SoftBank Robotics documentation What's new in NAOqi 2.8?

ALSoundDetection

NAOqi Audio - Overview | API


What it does

The ALSoundDetection module detects significative sounds in incoming audio buffers. This detection is based on the audio signal level and as such behaves similarly on any type of sound (provided it is loud enough).

How it works

The processing is made on the front microphone signal. The raw signal is first smoothed by calculating the signal mean on a moving window.

A peak based detection is then applied on this averaged signal to provide the user (through ALMemory in SoundDetected) with the index of the detected sound start.

The end of that sound is eventually detected when the level of the averaged signal comes back to its original value (before the peak detection).
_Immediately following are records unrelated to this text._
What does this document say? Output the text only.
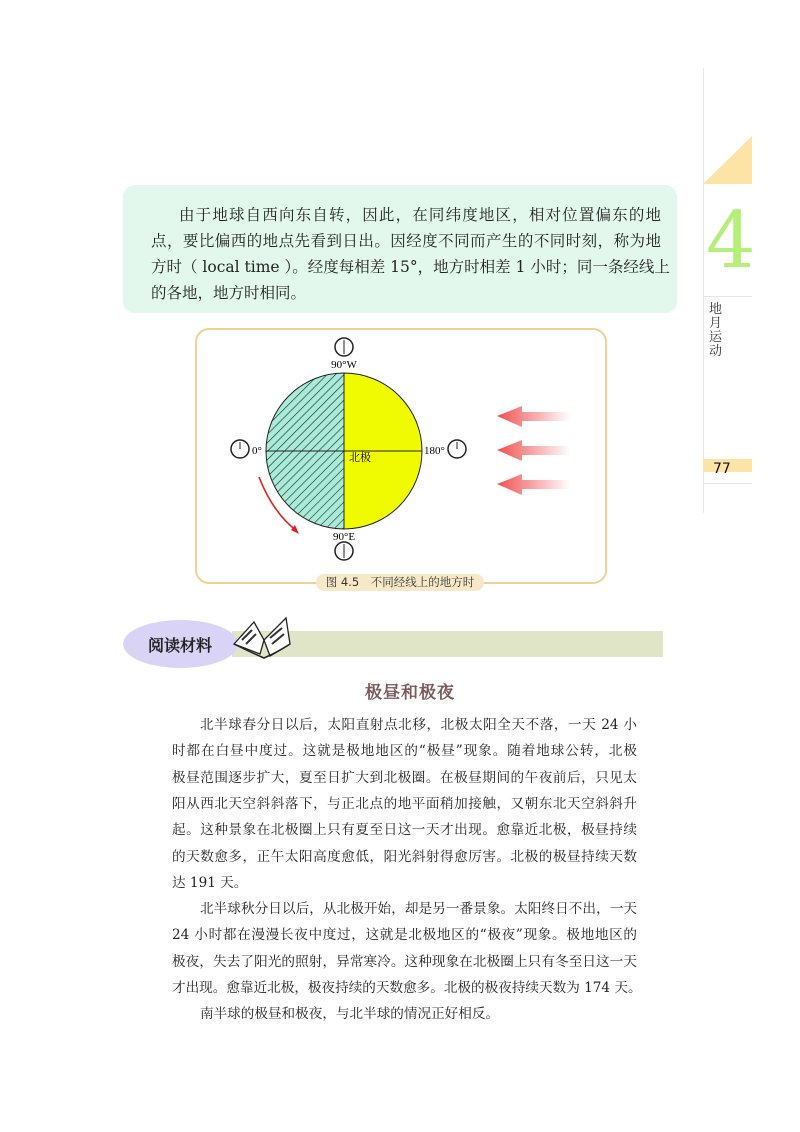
由于地球自西向东自转，因此，在同纬度地区，相对位置偏东的地
点，要比偏西的地点先看到日出。因经度不同而产生的不同时刻，称为地
方时（ local time ）。经度每相差 15°，地方时相差 1 小时；同一条经线上
的各地，地方时相同。
90°W
0°	180°
90°E
北极
图 4.5　不同经线上的地方时
4
地月运动
77
阅读材料
极昼和极夜
北半球春分日以后，太阳直射点北移，北极太阳全天不落，一天 24 小
时都在白昼中度过。这就是极地地区的“极昼”现象。随着地球公转，北极
极昼范围逐步扩大，夏至日扩大到北极圈。在极昼期间的午夜前后，只见太
阳从西北天空斜斜落下，与正北点的地平面稍加接触，又朝东北天空斜斜升
起。这种景象在北极圈上只有夏至日这一天才出现。愈靠近北极，极昼持续
的天数愈多，正午太阳高度愈低，阳光斜射得愈厉害。北极的极昼持续天数
达 191 天。
北半球秋分日以后，从北极开始，却是另一番景象。太阳终日不出，一天
24 小时都在漫漫长夜中度过，这就是北极地区的“极夜”现象。极地地区的
极夜，失去了阳光的照射，异常寒冷。这种现象在北极圈上只有冬至日这一天
才出现。愈靠近北极，极夜持续的天数愈多。北极的极夜持续天数为 174 天。
南半球的极昼和极夜，与北半球的情况正好相反。
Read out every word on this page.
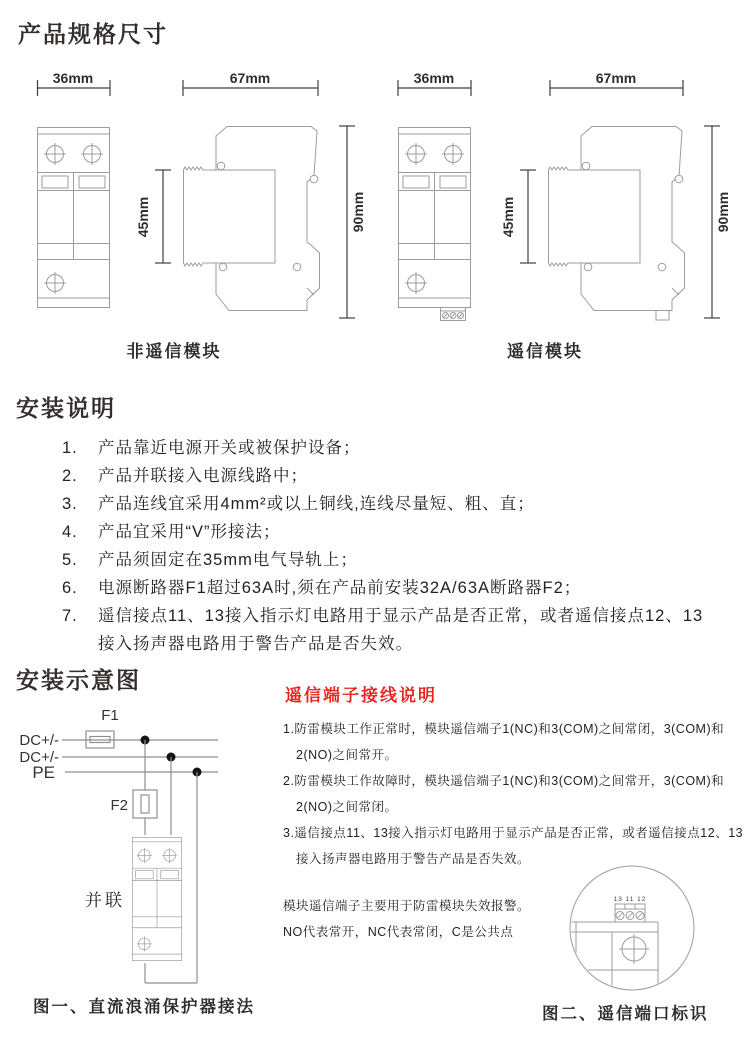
产品规格尺寸
36mm	67mm	36mm	67mm
45mm	90mm	45mm	90mm
非遥信模块	遥信模块
安装说明
1.	产品靠近电源开关或被保护设备；
2.	产品并联接入电源线路中；
3.	产品连线宜采用4mm²或以上铜线,连线尽量短、粗、直；
4.	产品宜采用“V”形接法；
5.	产品须固定在35mm电气导轨上；
6.	电源断路器F1超过63A时,须在产品前安装32A/63A断路器F2；
7.	遥信接点11、13接入指示灯电路用于显示产品是否正常，或者遥信接点12、13接入扬声器电路用于警告产品是否失效。
安装示意图
F1
DC+/-
DC+/-
PE
F2
并联
图一、直流浪涌保护器接法
遥信端子接线说明

1.防雷模块工作正常时，模块遥信端子1(NC)和3(COM)之间常闭，3(COM)和2(NO)之间常开。

2.防雷模块工作故障时，模块遥信端子1(NC)和3(COM)之间常开，3(COM)和2(NO)之间常闭。

3.遥信接点11、13接入指示灯电路用于显示产品是否正常，或者遥信接点12、13接入扬声器电路用于警告产品是否失效。

模块遥信端子主要用于防雷模块失效报警。

NO代表常开，NC代表常闭，C是公共点

13 11 12
图二、遥信端口标识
The SoundDetected key shows from 1 to n sounds detected in the last audio buffer:

[[index_1, type_1, confidence_1, time_1],
 ...,
[index_n, type_n, confidence_n, time_n]]

Where:

  • index is the indexes of starting and ending points of a detected sound.
  • type contains 1 for starting point and 0 for ending point.
  • confidence gives an estimate of the probability [0;1] that the sound detected by the module corresponds to a real sound.
  • time is the detection time in micro seconds.

Getting started

Using Choregraphe, the SoundDetected key can be retrieved and used (like any others) as a stimulating input to any other box by right clicking on diagrams left border: Add input from ALMemory.